In the Yuva Sangeetha Mela series of Rasika Ranjani Sabha, the inaugural performance was by Sankari Krishnan accompanied on the violin by Padma Shankar, on the mridangam by Nellai Balaji and on the ghatam by Madipakkam Murali. The songs - ``Sivaloka Nadanai'' (Mayamalavagowla) ``Ini orukanam'' (Sriranjani) ``Anandamritakarshani'' (Amritavarshani) and ``Sri Raghuvaraaprameya'' (Kambhoji) - were rendered routinely with Sriranjani and Kambhoji selected for alapana status, theoretically faultless. There were few moments of subtle or suggestive art.

The violinist revealed more maturity in the build-up of the alapanas. Mridangam and ghatam almost drowned the vocalist's effort with amplification in their favour.

Convincing and sedate

In the mid-season music festival organised by Balaganamrutham and Karnataka College of Percussion (Bangalore) Shankar Srinivas wove his concert around the ragas Shanmukhapriya, Sahana and Saveri. The elaboration of these ragas was convincing and sedate. He was strong in rendering Kirtanas - ``Ganarasamudani'' (Begada), ``Marivere'' (Shanmukhapriya), ``Emanadichchevo'' (Sahana) and ``Anjaneya'' (Saveri). There were also the equal quota of neravals and swarams. Shankar Srinivas had the right support in the accompanists. V. Sanjeev (violin) Bangalore Manjunath (mridangam) Bangalore Prasanth (ghatam). The violinist tended to play the solo raga versions at a greater length than the vocalist. The brief tani by the percussionists was to the point instead of being garrulous.
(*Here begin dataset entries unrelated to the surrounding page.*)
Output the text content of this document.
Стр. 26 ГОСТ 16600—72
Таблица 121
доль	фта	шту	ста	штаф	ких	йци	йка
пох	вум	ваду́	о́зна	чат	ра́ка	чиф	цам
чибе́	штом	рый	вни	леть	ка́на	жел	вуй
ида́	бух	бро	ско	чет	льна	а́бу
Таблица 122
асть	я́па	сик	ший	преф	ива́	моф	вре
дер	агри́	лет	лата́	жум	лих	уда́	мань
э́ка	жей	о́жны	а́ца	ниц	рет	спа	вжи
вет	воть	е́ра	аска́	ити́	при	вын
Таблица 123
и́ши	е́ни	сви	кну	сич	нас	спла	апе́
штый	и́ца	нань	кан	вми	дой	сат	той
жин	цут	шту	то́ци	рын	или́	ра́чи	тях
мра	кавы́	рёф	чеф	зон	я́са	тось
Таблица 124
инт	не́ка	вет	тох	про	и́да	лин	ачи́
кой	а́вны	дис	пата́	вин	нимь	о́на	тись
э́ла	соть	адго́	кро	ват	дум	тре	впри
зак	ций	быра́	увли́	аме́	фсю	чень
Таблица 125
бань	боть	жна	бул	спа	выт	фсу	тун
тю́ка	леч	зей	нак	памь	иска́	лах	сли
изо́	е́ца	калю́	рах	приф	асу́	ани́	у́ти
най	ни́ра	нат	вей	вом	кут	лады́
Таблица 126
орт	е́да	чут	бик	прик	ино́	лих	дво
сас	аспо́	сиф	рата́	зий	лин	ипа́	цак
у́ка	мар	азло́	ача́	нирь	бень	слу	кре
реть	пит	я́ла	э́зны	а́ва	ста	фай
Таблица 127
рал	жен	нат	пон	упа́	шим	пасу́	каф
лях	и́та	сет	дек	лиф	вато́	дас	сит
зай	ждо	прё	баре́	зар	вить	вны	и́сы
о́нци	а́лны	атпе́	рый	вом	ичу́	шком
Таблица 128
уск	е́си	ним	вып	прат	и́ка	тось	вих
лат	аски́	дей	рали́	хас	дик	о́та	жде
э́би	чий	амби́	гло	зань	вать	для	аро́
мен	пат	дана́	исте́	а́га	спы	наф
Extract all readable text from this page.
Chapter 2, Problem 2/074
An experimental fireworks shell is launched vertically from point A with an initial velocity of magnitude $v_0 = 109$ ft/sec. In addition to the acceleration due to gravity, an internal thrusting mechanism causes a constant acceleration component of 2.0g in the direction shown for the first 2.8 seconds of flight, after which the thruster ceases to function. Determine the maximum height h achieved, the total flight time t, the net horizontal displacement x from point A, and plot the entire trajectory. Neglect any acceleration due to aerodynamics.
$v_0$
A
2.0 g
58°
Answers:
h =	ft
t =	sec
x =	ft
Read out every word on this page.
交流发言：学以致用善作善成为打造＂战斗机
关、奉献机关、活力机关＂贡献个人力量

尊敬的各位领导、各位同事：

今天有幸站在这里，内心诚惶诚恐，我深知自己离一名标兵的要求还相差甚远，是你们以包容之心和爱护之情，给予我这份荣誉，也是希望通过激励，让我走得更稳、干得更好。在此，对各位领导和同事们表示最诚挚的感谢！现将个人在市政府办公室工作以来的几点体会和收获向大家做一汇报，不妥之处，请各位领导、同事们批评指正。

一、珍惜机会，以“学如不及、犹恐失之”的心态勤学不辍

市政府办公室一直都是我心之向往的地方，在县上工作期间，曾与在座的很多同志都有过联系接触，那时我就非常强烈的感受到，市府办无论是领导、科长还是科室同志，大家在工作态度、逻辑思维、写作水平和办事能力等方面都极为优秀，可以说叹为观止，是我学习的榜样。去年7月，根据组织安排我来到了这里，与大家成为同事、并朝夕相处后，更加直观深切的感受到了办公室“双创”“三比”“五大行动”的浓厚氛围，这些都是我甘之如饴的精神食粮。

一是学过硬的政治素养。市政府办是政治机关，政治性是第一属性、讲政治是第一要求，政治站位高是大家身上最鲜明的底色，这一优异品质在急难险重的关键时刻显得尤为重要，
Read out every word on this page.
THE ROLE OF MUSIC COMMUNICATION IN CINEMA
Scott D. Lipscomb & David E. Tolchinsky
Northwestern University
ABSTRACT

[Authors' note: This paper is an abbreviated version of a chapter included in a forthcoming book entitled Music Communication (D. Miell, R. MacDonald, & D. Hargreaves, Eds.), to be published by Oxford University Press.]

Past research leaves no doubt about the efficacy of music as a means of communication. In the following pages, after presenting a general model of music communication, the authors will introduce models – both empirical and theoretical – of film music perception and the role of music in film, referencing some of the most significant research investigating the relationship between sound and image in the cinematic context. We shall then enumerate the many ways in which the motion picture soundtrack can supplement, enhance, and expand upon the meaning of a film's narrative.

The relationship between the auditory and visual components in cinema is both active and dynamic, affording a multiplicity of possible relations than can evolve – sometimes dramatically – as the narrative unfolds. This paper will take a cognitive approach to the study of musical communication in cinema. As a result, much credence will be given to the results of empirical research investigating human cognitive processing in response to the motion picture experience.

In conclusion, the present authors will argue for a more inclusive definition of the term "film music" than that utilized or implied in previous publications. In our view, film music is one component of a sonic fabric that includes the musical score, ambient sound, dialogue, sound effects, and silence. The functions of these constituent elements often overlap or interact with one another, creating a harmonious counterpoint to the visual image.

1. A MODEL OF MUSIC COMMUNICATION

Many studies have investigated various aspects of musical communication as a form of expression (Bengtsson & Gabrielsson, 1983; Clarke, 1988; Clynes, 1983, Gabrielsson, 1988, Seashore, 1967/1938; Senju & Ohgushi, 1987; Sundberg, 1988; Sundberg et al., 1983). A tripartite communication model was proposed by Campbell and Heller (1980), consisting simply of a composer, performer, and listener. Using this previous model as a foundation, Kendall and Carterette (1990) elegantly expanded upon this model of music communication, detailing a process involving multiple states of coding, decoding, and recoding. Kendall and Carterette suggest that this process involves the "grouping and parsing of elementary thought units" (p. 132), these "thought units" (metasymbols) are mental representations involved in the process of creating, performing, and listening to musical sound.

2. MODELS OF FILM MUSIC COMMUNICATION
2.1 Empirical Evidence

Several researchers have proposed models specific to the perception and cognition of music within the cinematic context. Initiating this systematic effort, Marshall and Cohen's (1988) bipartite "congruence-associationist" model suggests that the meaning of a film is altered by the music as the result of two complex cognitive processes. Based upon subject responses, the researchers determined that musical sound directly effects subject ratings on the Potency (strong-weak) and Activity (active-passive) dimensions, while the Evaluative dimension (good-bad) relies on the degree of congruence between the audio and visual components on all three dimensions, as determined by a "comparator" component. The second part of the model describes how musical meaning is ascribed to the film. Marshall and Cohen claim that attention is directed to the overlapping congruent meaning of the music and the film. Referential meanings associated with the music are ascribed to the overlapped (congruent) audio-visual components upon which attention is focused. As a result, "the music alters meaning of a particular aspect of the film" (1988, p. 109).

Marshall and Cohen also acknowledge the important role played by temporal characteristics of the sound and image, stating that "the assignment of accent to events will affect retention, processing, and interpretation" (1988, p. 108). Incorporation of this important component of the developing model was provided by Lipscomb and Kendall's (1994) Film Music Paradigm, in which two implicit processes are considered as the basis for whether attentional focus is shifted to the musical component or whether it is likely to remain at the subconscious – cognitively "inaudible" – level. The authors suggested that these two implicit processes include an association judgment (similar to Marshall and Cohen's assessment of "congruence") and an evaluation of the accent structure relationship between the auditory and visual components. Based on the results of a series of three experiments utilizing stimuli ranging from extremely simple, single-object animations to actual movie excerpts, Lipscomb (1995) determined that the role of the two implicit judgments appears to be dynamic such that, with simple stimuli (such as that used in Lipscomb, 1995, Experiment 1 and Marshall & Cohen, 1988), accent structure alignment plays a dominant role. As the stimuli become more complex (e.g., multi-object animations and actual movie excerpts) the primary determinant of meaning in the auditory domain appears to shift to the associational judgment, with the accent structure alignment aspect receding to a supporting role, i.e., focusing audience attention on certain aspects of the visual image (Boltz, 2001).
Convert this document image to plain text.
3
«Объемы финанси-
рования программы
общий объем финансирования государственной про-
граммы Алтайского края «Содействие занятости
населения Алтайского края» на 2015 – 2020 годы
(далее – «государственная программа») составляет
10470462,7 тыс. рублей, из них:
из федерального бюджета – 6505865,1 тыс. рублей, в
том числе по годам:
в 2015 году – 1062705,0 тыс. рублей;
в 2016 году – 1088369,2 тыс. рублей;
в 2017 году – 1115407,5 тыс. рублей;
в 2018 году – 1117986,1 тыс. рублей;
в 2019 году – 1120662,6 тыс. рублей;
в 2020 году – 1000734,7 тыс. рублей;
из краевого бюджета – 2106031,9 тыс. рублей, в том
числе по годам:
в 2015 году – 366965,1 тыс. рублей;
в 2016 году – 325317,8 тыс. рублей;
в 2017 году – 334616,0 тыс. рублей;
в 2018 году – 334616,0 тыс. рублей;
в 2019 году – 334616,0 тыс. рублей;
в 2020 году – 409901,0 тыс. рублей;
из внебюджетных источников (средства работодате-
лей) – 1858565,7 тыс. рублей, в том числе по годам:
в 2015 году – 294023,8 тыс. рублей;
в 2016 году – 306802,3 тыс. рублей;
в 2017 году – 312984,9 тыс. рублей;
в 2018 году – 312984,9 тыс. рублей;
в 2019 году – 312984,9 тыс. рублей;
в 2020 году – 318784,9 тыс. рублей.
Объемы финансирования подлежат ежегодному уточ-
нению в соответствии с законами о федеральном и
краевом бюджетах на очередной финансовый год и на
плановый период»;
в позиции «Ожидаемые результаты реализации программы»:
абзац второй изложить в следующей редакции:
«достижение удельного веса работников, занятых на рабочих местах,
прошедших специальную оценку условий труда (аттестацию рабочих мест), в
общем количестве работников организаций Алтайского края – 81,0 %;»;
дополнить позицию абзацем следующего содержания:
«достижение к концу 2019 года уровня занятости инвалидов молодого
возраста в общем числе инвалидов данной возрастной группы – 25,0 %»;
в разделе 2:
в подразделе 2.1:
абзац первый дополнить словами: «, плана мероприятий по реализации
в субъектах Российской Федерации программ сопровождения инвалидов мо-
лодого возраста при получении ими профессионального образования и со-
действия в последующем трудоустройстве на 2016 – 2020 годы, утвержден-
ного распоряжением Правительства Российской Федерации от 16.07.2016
In her high-pitched voice Bangalore Ramamani built her performance strictly on the present day format as could be sensed in the songs ``Gam Ganapathe'' (Hamsadwani) ``Dasaratha Nandana'' (Mayamalavagowla) ``Ananda Natara'' (Kedaram) ``Bharama'' (Hamsanadam) a composition of G.N. Balasubramaniam. Her music accommodated to the changing sensibilities of today's tastes. She was well supported by Narmada (violin) Bangalore Chandramouli (mridangam) and Sukanya Rajagopal (ghatam).